Car, chez ce Lanzmann orphique mais qui n’avait pas craint, naguère, tel l’enfant grec hugolien métamorphosé en enfant juif, de défendre sa patrie, les armes à la main, dans les maquis d’Auvergne, il y avait l’idée que la force peut être juste et que le peuple de l’Alliance se doit, lui aussi, d’être fort. Il a souvent raconté, n’est-ce pas, comment les Réflexions de Sartre lui avaient, au sortir de la nuit, redonné le goût et même le droit de vivre. Eh bien il est temps de dire combien son œuvre propre et, dans cette œuvre, la part qui dit le droit des juifs à être, non seulement des savants, des hommes d’étude ou de foi, mais aussi de sages et solides guerriers, a nourri, pour les générations suivant la sienne, la dignité, la fierté et la gloire d’être juif. Déjà, dans Shoah, sa façon d’interroger les bourreaux en les réduisant à l’état de pantins crachotant, dans un sourire gêné, leur banalité comptable, déjà sa façon de les écraser de sa masse inflexible et de leur imposer l’ascendant de sa parole, étaient une revanche éclatante. Mais vint, donc, Tsahal. Puis Sobibor et son hymne à la résistance juive. Puis ce chef d’œuvre de mémoire contant le panache d’une vie menée, tambour battant, comme une incomparable et généreuse aventure. Ne prenait-il pas ainsi congé de l’antique figure du juif humilié, privé de défense, maudit ? Et, la vérité donnant des ailes, n’aidait-il pas à la naissance de cette figure neuve : le juif d’affirmation et de feu.

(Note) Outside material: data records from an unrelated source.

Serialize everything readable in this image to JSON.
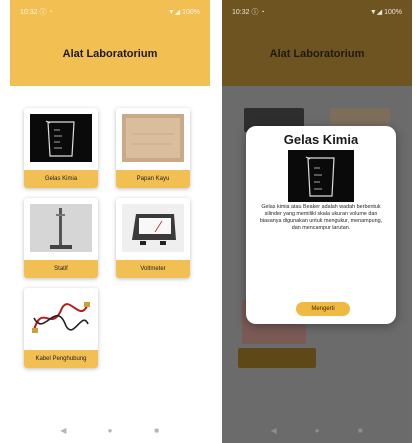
{
  "screen1": {
    "status_left": "10:32 ⓘ ◔",
    "status_right": "▼◢ 100%",
    "title": "Alat Laboratorium",
    "items": [
      {
        "label": "Gelas Kimia",
        "image": "beaker-image"
      },
      {
        "label": "Papan Kayu",
        "image": "wood-board-image"
      },
      {
        "label": "Statif",
        "image": "stand-image"
      },
      {
        "label": "Voltmeter",
        "image": "voltmeter-image"
      },
      {
        "label": "Kabel Penghubung",
        "image": "cables-image"
      }
    ],
    "nav": {
      "back": "◀",
      "home": "●",
      "recent": "■"
    }
  },
  "screen2": {
    "status_left": "10:32 ⓘ ◔",
    "status_right": "▼◢ 100%",
    "title": "Alat Laboratorium",
    "dialog": {
      "title": "Gelas Kimia",
      "description": "Gelas kimia atau Beaker adalah wadah berbentuk silinder yang memiliki skala ukuran volume dan biasanya digunakan untuk mengukur, menampung, dan mencampur larutan.",
      "button": "Mengerti"
    },
    "nav": {
      "back": "◀",
      "home": "●",
      "recent": "■"
    }
  },
  "colors": {
    "accent": "#f2bf52",
    "accent_dimmed": "#6e5420",
    "scrim": "#6b6b6b"
  }
}
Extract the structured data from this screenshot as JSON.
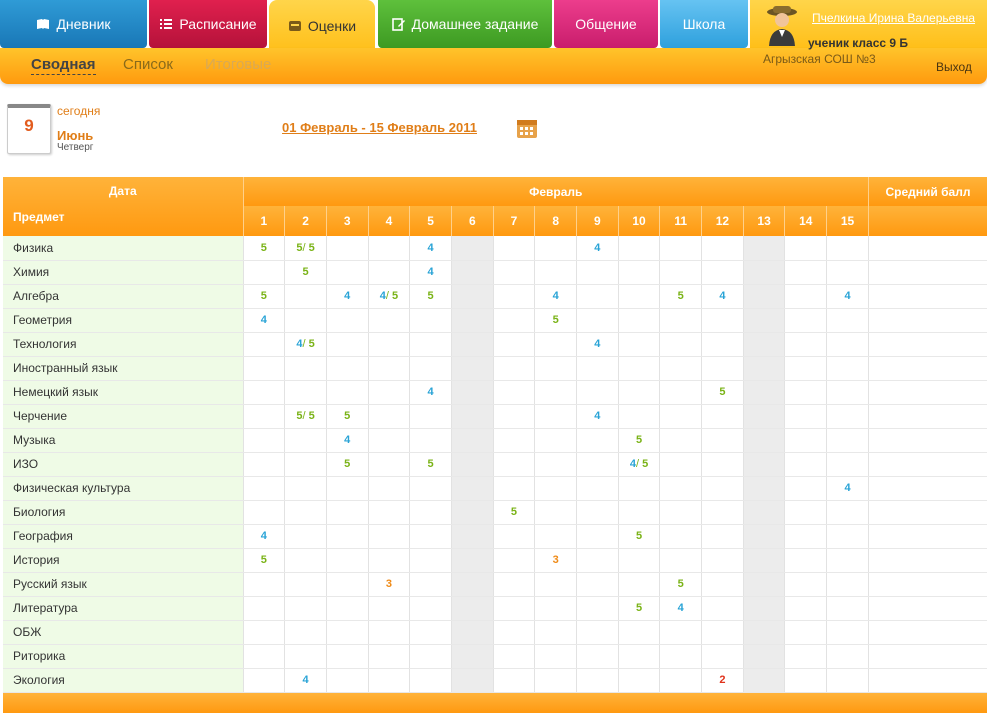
{
  "nav": {
    "tabs": [
      {
        "label": "Дневник",
        "icon": "book-icon"
      },
      {
        "label": "Расписание",
        "icon": "list-icon"
      },
      {
        "label": "Оценки",
        "icon": "grades-icon"
      },
      {
        "label": "Домашнее задание",
        "icon": "edit-icon"
      },
      {
        "label": "Общение",
        "icon": ""
      },
      {
        "label": "Школа",
        "icon": ""
      }
    ],
    "active_tab": "Оценки"
  },
  "subtabs": {
    "svodnaya": "Сводная",
    "spisok": "Список",
    "itogovye": "Итоговые",
    "active": "Сводная"
  },
  "user": {
    "name": "Пчелкина Ирина Валерьевна",
    "class": "ученик класс 9 Б",
    "school": "Агрызская СОШ №3",
    "logout": "Выход"
  },
  "today": {
    "label": "сегодня",
    "day": "9",
    "month": "Июнь",
    "weekday": "Четверг"
  },
  "period": "01 Февраль - 15 Февраль 2011",
  "colors": {
    "accent": "#ff9910",
    "grade5": "#7ab317",
    "grade4": "#28a3d6",
    "grade3": "#ef8a16",
    "grade2": "#e0321b"
  },
  "table": {
    "date_label": "Дата",
    "subject_label": "Предмет",
    "month_label": "Февраль",
    "avg_label": "Средний балл",
    "days": [
      "1",
      "2",
      "3",
      "4",
      "5",
      "6",
      "7",
      "8",
      "9",
      "10",
      "11",
      "12",
      "13",
      "14",
      "15"
    ],
    "weekend_days": [
      "6",
      "13"
    ],
    "rows": [
      {
        "subject": "Физика",
        "marks": {
          "1": "5",
          "2": "5/5",
          "5": "4",
          "9": "4"
        }
      },
      {
        "subject": "Химия",
        "marks": {
          "2": "5",
          "5": "4"
        }
      },
      {
        "subject": "Алгебра",
        "marks": {
          "1": "5",
          "3": "4",
          "4": "4/5",
          "5": "5",
          "8": "4",
          "11": "5",
          "12": "4",
          "15": "4"
        }
      },
      {
        "subject": "Геометрия",
        "marks": {
          "1": "4",
          "8": "5"
        }
      },
      {
        "subject": "Технология",
        "marks": {
          "2": "4/5",
          "9": "4"
        }
      },
      {
        "subject": "Иностранный язык",
        "marks": {}
      },
      {
        "subject": "Немецкий язык",
        "marks": {
          "5": "4",
          "12": "5"
        }
      },
      {
        "subject": "Черчение",
        "marks": {
          "2": "5/5",
          "3": "5",
          "9": "4"
        }
      },
      {
        "subject": "Музыка",
        "marks": {
          "3": "4",
          "10": "5"
        }
      },
      {
        "subject": "ИЗО",
        "marks": {
          "3": "5",
          "5": "5",
          "10": "4/5"
        }
      },
      {
        "subject": "Физическая культура",
        "marks": {
          "15": "4"
        }
      },
      {
        "subject": "Биология",
        "marks": {
          "7": "5"
        }
      },
      {
        "subject": "География",
        "marks": {
          "1": "4",
          "10": "5"
        }
      },
      {
        "subject": "История",
        "marks": {
          "1": "5",
          "8": "3"
        }
      },
      {
        "subject": "Русский язык",
        "marks": {
          "4": "3",
          "11": "5"
        }
      },
      {
        "subject": "Литература",
        "marks": {
          "10": "5",
          "11": "4"
        }
      },
      {
        "subject": "ОБЖ",
        "marks": {}
      },
      {
        "subject": "Риторика",
        "marks": {}
      },
      {
        "subject": "Экология",
        "marks": {
          "2": "4",
          "12": "2"
        }
      }
    ]
  }
}
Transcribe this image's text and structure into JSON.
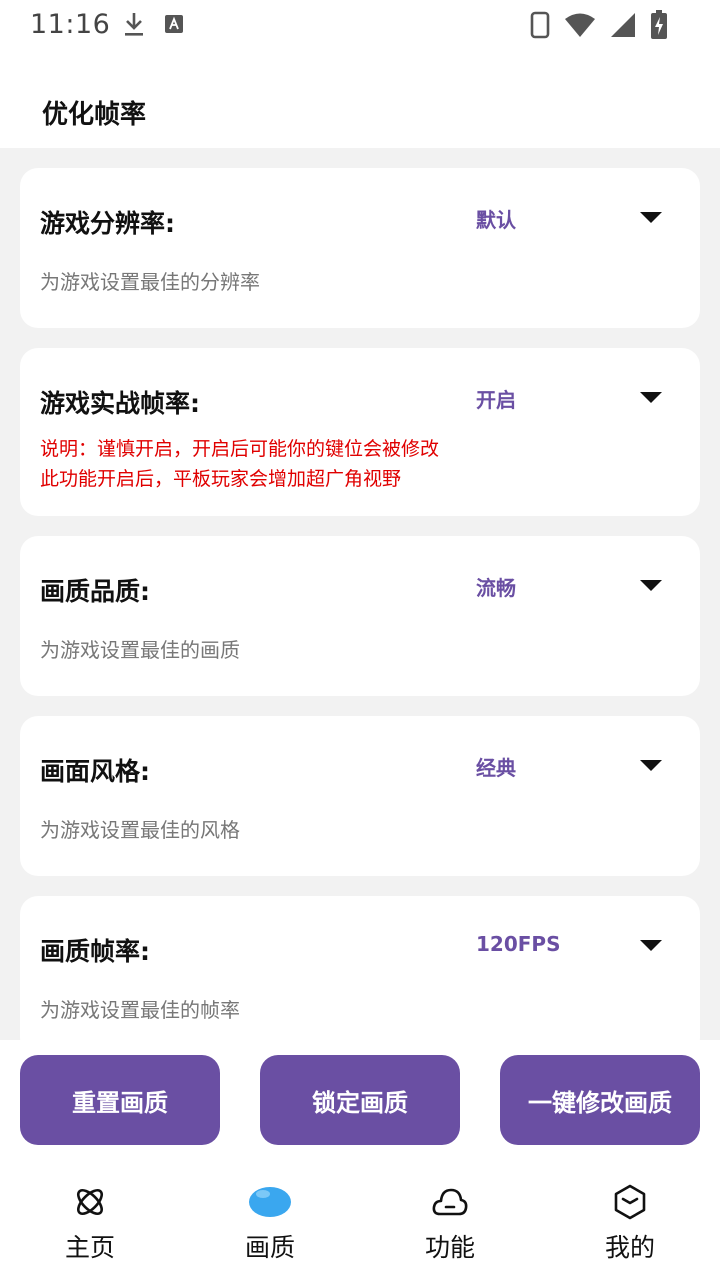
{
  "status_bar": {
    "time": "11:16"
  },
  "header": {
    "title": "优化帧率"
  },
  "settings": [
    {
      "title": "游戏分辨率:",
      "value": "默认",
      "description": "为游戏设置最佳的分辨率"
    },
    {
      "title": "游戏实战帧率:",
      "value": "开启",
      "note_lines": [
        "说明：谨慎开启，开启后可能你的键位会被修改",
        "此功能开启后，平板玩家会增加超广角视野"
      ]
    },
    {
      "title": "画质品质:",
      "value": "流畅",
      "description": "为游戏设置最佳的画质"
    },
    {
      "title": "画面风格:",
      "value": "经典",
      "description": "为游戏设置最佳的风格"
    },
    {
      "title": "画质帧率:",
      "value": "120FPS",
      "description": "为游戏设置最佳的帧率"
    }
  ],
  "actions": {
    "reset": "重置画质",
    "lock": "锁定画质",
    "one_click": "一键修改画质"
  },
  "tabs": [
    {
      "label": "主页",
      "icon": "atom-icon"
    },
    {
      "label": "画质",
      "icon": "blob-icon",
      "active": true
    },
    {
      "label": "功能",
      "icon": "cloud-icon"
    },
    {
      "label": "我的",
      "icon": "box-icon"
    }
  ],
  "colors": {
    "accent": "#6a4fa3",
    "warning": "#e00000",
    "active_tab": "#3aa7ef"
  }
}
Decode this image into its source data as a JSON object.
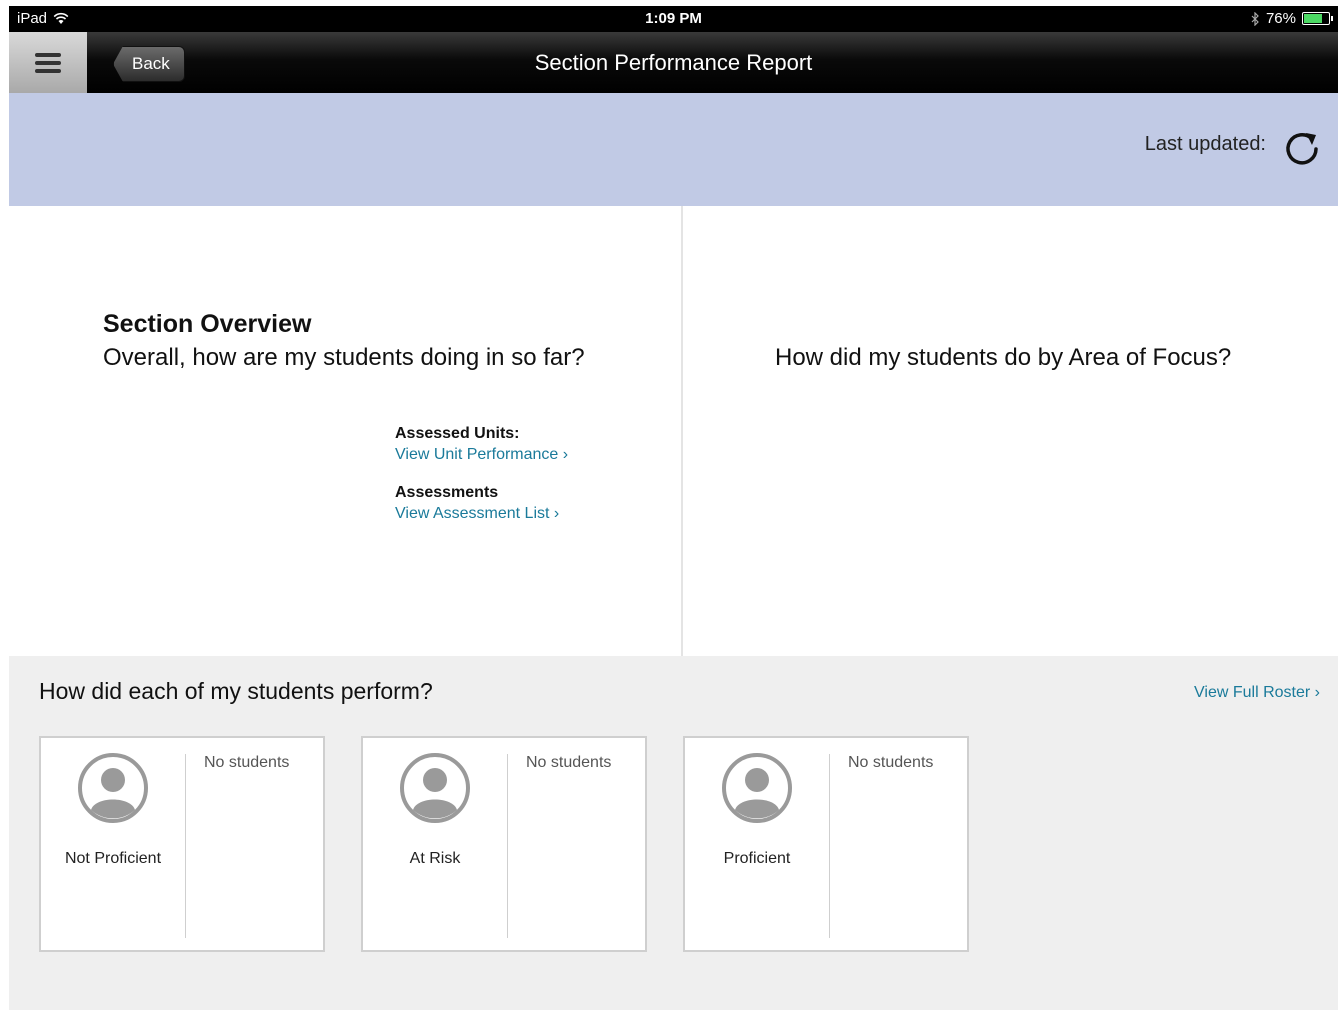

C’est tout cela qui fait que Claude Lanzmann méritait que sa dépouille, avant d’aller rejoindre, au cimetière du Montparnasse, non loin de celle de Sartre et de Simone de Beauvoir, le caveau où l’attendent Paulette, sa mère, Evelyne, sa sœur, Monny de Boully, son beau-père, et Felix, son infortuné petit garçon, repose, quelques moments, dans cette cour carrée des Invalides où elle vient de recevoir les honneurs militaires. Car, avant le poète, il y eut, encore une fois, le héros. Avant le grand intellectuel engagé et querelleur, il y a eu le jeune maquisard, bouillant d’intrépidité et de vie, frère d’armes des meilleurs de la France Libre. Une autre part de Claude croyait qu’il n’est pas de plus noble fratrie, en ce monde, que celle des généraux de la Révolution française, des Maréchaux de France Oudinot et Foch ou des Compagnons de la Libération qui, de Romain Gary à Philippe Leclerc de Hauteclocque, ont sauvé la République et son honneur. Je me rappellerai toujours les mots de Dominique, son épouse, quand elle a su que Claude ferait cette dernière halte dans l’ombre et la lumière de ces gisants immenses : « c’est sa place, c’était son rêve ». Elle le connaissait mieux que quiconque. Elle savait que le directeur des Temps Modernes aurait paradoxalement aimé ces minutes de recueillement et d’hommage national. Merci à la République de l’avoir entendu. Merci d’avoir compris qu’à cet homme qui a arraché à l’inexorable oubli tant d’hommes de Minsk et de Lodz, de Varsovie et de Lviv, à ce Juste qui a brisé l’enchaînement des morts et libéré tant de paroles étouffées sous ce que Nerval, encore, appelait l’écorce des tombes ou, à leur place, des pierres désespérément muettes, la France devait cela. Salut, Claude.